The Great Commoner and the Huckster
Sometimes you see stuff that just makes you cringe. This campaign button from the 2008 presidential campaign makes me wince.
The usually unimpeachable source tells us that Bryan was a devout Presbyterian, a supporter of popular democracy, an enemy of gold, banks and railroads, a leader of the silverite movement in the 1890s, a peace advocate, a prohibitionist, and an opponent of Darwinism on religious grounds.
The Huckster, as they called him in Arkansas, is none of these things and never was.

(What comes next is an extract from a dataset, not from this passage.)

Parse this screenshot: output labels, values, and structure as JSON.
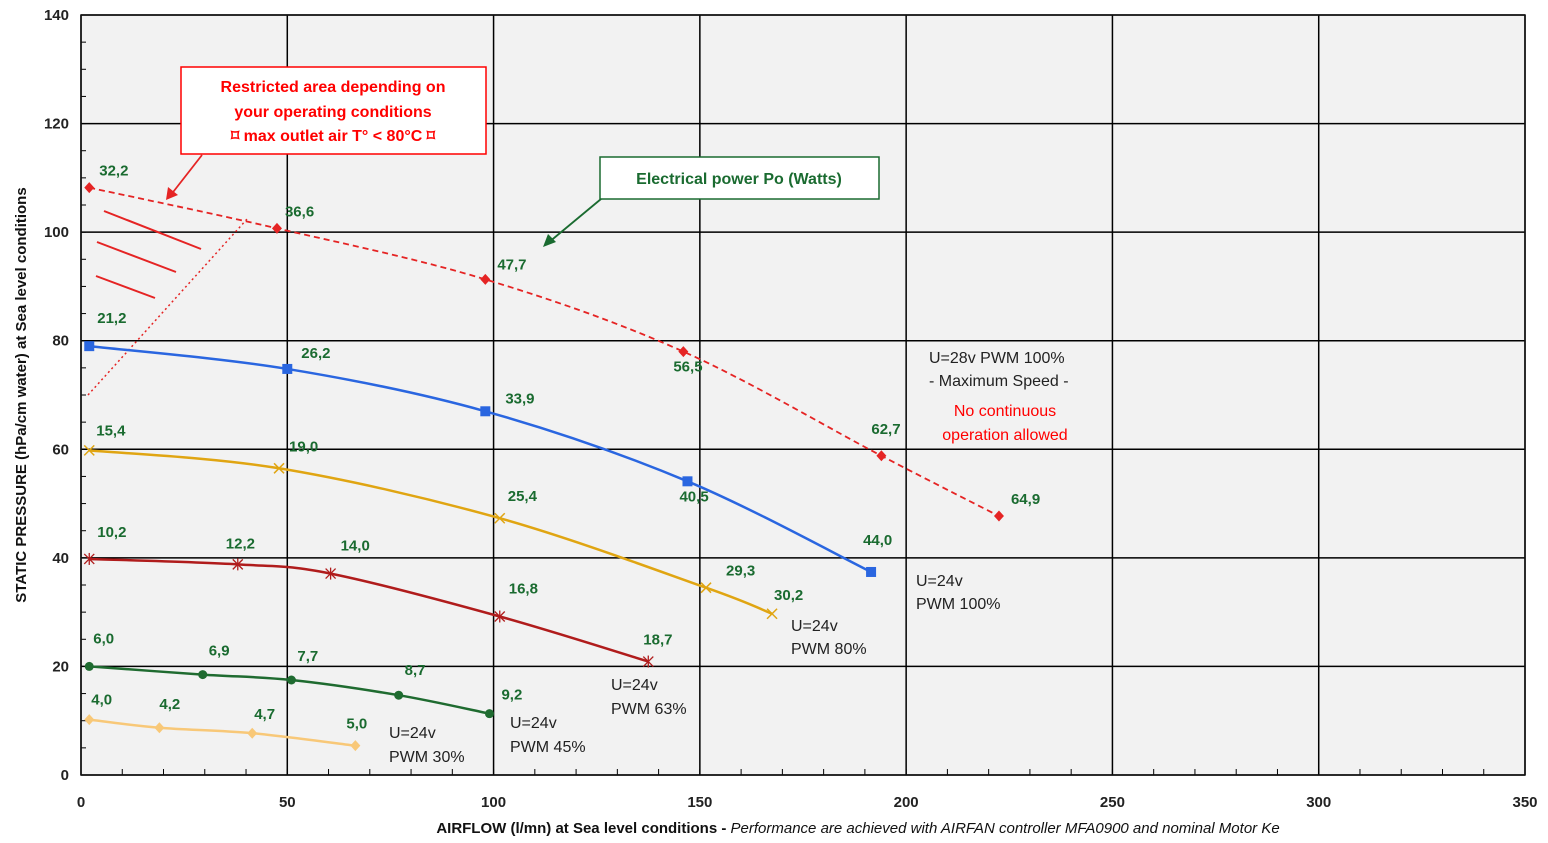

Bryan was a deeply religious, principled midwesterner who attained high office but never became President in three tries, and he always fought for the oppressed and the victims of corporate greed. Huckabee, by contrast, is a bible thumping tea bagger who got a talk radio job and decided he'd rather boo from the sidelines than fight for principle in the blood and sweat of the arena.
Bryan never gave up.
Another president, Theodore Roosevelt, once mused on the difference between fighters and quitters:
It is not the critic who counts: not the man who points out how the strong man stumbles or where the doer of deeds could have done better. The credit belongs to the man who is actually in the arena, whose face is marred by dust and sweat and blood, who strives valiantly, who errs and comes up short again and again, because there is no effort without error or shortcoming, but who knows the great enthusiasms, the great devotions, who spends himself for a worthy cause; who, at the best, knows, in the end, the triumph of high achievement, and who, at the worst, if he fails, at least he fails while daring greatly, so that his place shall never be with those cold and timid souls who knew neither victory nor defeat.